I libri di Marcorè, tv d'altro pianeta
L'inattualità di «Per un pugno di libri»
senza il rituale marzullesco sugli autori
A fil di rete
I libri di Marcorè, tv d'altro pianeta
L'inattualità di «Per un pugno di libri»
senza il rituale marzullesco sugli autori
Neri Marcorè
L'aspetto più istruttivo e apprezzabile di Per un pugno di libri è che, in studio, non sono presenti gli autori a reclamizzare la loro ultima fatica. Negli ultimi tempi, per giustificata impossibilità, non si sono visti Arthur Koestler, Charlotte Brontë, Friedrich Dürrenmatt, Raymond Chandler, Gabriel Garcia Marquez e altri ancora.
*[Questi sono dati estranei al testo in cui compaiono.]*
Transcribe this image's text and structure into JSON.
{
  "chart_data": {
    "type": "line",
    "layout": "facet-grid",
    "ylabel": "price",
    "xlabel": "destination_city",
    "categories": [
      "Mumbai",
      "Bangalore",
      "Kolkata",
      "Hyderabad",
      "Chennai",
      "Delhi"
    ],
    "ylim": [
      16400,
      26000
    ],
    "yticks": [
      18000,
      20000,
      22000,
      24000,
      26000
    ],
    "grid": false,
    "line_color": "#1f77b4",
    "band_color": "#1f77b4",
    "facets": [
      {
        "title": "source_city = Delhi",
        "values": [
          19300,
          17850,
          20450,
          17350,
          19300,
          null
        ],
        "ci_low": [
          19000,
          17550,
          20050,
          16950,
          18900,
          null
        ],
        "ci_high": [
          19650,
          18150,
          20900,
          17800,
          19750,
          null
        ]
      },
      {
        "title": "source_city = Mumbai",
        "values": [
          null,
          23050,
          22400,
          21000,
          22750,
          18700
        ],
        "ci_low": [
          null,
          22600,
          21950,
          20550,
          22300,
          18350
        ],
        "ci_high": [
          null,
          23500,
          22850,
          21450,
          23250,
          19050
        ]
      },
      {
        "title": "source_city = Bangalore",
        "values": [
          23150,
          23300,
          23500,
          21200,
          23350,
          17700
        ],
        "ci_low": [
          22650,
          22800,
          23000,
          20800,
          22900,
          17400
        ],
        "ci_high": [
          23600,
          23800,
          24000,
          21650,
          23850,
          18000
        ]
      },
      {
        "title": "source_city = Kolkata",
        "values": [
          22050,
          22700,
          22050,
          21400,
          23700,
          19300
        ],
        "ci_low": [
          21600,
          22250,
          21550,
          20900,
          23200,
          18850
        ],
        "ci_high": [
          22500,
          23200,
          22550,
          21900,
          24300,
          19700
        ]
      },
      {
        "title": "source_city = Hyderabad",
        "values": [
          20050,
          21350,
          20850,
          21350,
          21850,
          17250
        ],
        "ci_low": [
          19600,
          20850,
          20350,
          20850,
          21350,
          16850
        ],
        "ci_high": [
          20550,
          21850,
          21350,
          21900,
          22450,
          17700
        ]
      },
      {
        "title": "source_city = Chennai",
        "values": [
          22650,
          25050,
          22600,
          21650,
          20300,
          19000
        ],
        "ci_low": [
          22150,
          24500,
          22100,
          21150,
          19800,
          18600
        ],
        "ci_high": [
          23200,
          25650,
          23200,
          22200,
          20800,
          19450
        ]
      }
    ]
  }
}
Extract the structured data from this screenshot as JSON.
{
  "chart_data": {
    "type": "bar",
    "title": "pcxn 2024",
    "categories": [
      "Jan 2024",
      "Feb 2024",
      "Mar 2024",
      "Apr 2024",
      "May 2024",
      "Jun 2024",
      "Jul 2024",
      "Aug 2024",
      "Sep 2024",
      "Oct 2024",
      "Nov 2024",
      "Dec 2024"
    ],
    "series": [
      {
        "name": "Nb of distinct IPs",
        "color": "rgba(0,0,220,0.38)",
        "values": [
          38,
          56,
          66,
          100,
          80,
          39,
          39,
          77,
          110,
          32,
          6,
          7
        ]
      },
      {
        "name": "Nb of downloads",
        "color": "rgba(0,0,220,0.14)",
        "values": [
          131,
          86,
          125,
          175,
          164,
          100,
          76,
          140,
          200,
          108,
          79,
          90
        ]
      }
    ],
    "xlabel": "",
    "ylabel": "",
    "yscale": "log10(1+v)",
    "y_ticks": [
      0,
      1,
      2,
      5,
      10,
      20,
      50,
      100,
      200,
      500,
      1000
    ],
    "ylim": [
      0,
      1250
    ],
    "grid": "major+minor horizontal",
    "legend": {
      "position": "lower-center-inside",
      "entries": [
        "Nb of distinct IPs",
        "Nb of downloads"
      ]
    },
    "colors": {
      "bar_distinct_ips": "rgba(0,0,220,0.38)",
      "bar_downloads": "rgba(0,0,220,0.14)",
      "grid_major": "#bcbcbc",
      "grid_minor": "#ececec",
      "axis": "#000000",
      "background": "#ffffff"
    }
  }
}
Eppure hanno scritto libri molto belli, meritevoli di essere letti o riletti o, quanto meno, conosciuti. Senza quel rituale marzullesco («Ma che capolavoro che ha scritto!», «Come siamo onorati di averla qui», «Grazie di aver scelto noi per la presentazione del suo libro», ecc), che ridicolizza ormai ogni promozione televisiva di libri, dischi, programmi politici e altro.
Domenica pomeriggio, ad esempio, gli studenti presenti in studio si sono dovuti confrontare con Buio a mezzogiorno di Koestler: pochi romanzi hanno influenzato la coscienza politica del Novecento come questo libro che nel 1940 svelava il terrificante meccanismo dei processi staliniani in cui l'imputato si autoaccusava dei peggiori crimini, identificandosi spesso con l'inquisitore, con il carnefice.
L'altro aspetto che rende Per un pugno di libri, programma condotto da Neri Marcorè e Piero Dorfles, con la partecipazione di Giancarlo Ratti, un appuntamento gradevole e proficuo è la sua inattualità (Raitre, domenica, ore 18). Vedere due rappresentanze di studenti - il liceo scientifico Guglielmo Marconidi Cascia contro il liceo scientifico Ettore Majoranadi Scordia - che si scontrano a suon di libri è qualcosa che ancora meraviglia. Sembra di trovarsi di fronte a una porzione di tv che proviene da un altro pianeta, da un'altra epoca, da un'altra concezione del mezzo. Il dramma del protagonista di Buio a mezzogiorno è che si accorge della «logica contorta» e della «morale pervertita» in cui vive, ma non ha più modo di tornare indietro. Speriamo non sia così anche per la nostra tv.